As their romance developed, Bollo was also busy cultivating his second love for the kitchen. When asked about his approach to cooking, Bollo orients his culinary sensibilities by his passions and experiences, rather than by tradition. By attending to his passions, he has no regrets, certainly least of all about his decision to become a chef.
“Food is more about my experience, what I love,” Bollo says. “I love food. I love eating.”
Chef Bollo laughs off the five years he spent in Spanish culinary schools, the 12-hour workdays he endured after arriving in Manhattan and the six months of slaving under Michelin-starred chefs in upscale hotel restaurants in Spain.

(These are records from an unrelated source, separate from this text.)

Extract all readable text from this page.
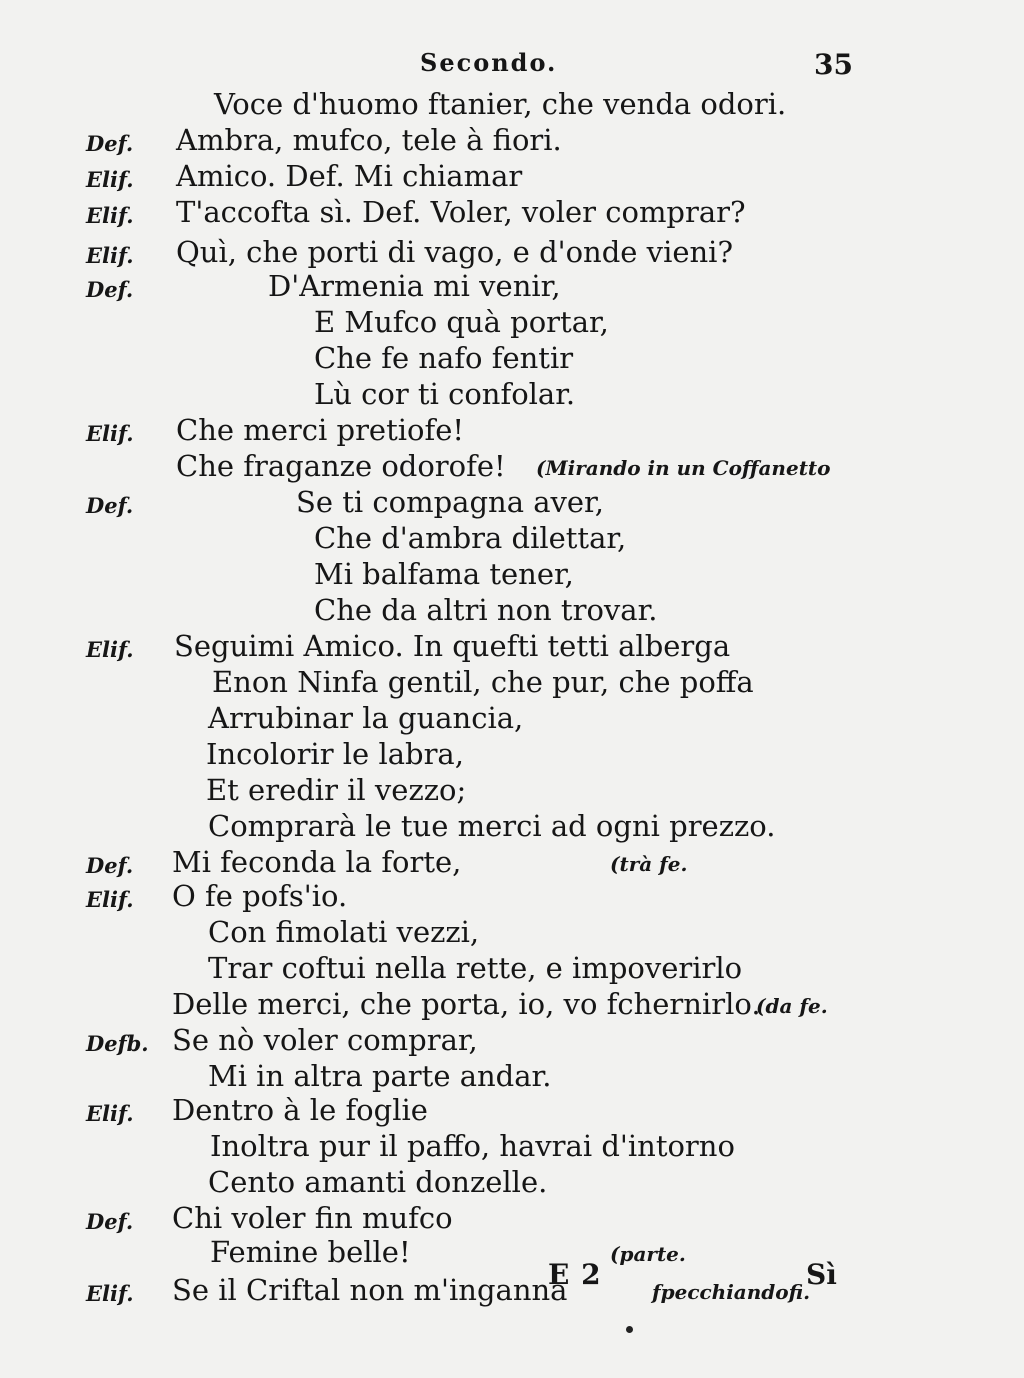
Secondo.	35
Voce d'huomo ftanier, che venda odori.
Def. Ambra, mufco, tele à fiori.
Elif. Amico. Def. Mi chiamar
Elif. T'accofta sì. Def. Voler, voler comprar?
Elif. Quì, che porti di vago, e d'onde vieni?
Def.	D'Armenia mi venir,
E Mufco quà portar,
Che fe nafo fentir
Lù cor ti confolar.
Elif. Che merci pretiofe!
Che fraganze odorofe! (Mirando in un Coffanetto
Def.	Se ti compagna aver,
Che d'ambra dilettar,
Mi balfama tener,
Che da altri non trovar.
Elif. Seguimi Amico. In quefti tetti alberga
Enon Ninfa gentil, che pur, che poffa
Arrubinar la guancia,
Incolorir le labra,
Et eredir il vezzo;
Comprarà le tue merci ad ogni prezzo.
Def. Mi feconda la forte,	(trà fe.
Elif. O fe pofs'io.
Con fimolati vezzi,
Trar coftui nella rette, e impoverirlo
Delle merci, che porta, io, vo fchernirlo.
(da fe.
Defb. Se nò voler comprar,
Mi in altra parte andar.
Elif. Dentro à le foglie
Inoltra pur il paffo, havrai d'intorno
Cento amanti donzelle.
Def. Chi voler fin mufco
Femine belle!	(parte.
Elif. Se il Criftal non m'inganna	fpecchiandofi.
E 2	Sì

“I try to learn from every place I’ve been,” he says with a shrug. “Learning is the process in order to achieve the goal.”
For every aspiring young chef who has ever been told that the experiences of the real world foster only feelings of bitterness and disillusionment, Chef Bollo offers a rare glimmer of hope. I am eager to learn how Bollo has managed to keep his passion for the kitchen alive after all these years. As instructed by Chef Bollo, I arrive at 7:30 p.m., just in time for the evening rush, a time when most chefs would be averse to welcoming visitors into their kitchen. Of course, when I had initially suggested that I pay a visit at a more convenient time during the dinner service, Chef Bollo would not hear of it — it would defeat my purpose for being there, he declared, and that was that.
From the moment I enter the restaurant, the kitchen is in full swing. Chef Bollo waves me over and, taking care not to impede the constant stream of outgoing orders, I slowly navigate my way into Ibiza’s modestly-sized kitchen.
“I go to where the work is,” Bollo explains to me, just as a plate of braised calamari whizzes right past me.
Without a moment of hesitation, Bollo picks up two orders of pork tenderloin and begins plating. For a man who has worked in kitchens all his life, his movements about the kitchen are familiar but not over-rehearsed, combining the exactitude of a trained architect with the flair of a passionate artist. After carefully wiping down the sides of the plate, Bollo sets the plated appetizers back on the counter, ready to be picked up, and moves across the room to work on the entrees.
As Bollo continues to glide about the room, always one step ahead of everything else, he waxes poetic about his love for being a chef.
“In Spain, to be a chef is considered a very [esteemed] position in social matters,” he says.
Growing up in Basque county, he would often accompany his grandfather to gastronomic clubs where proper gentlemen, not women, would cook for each other and enjoy good food in the company of other male socialites. In a way, these highly-romanticized ideas have stuck with him throughout his career as a chef.
Yet, as a married man, Chef Bollo humbly acknowledges that at home, his wife, a college professor in New Jersey, gets the last say in the kitchen. With a little chuckle, Bollo admits that, because of his wife’s Korean heritage, he has cultivated a real appreciation for Korean, Chinese, Vietnamese and Thai cuisine.
The actual island of Ibiza is known as the “white isle,” not to be confused with the “white aisle,” though a fortuitous evening at Bollo’s Ibiza might just prove to the contrary. With Bollo at the helm, it is no wonder that Ibiza has become almost synonymous with both romance and good food, proof that, every so often, a little magic comes to even the city of New Haven.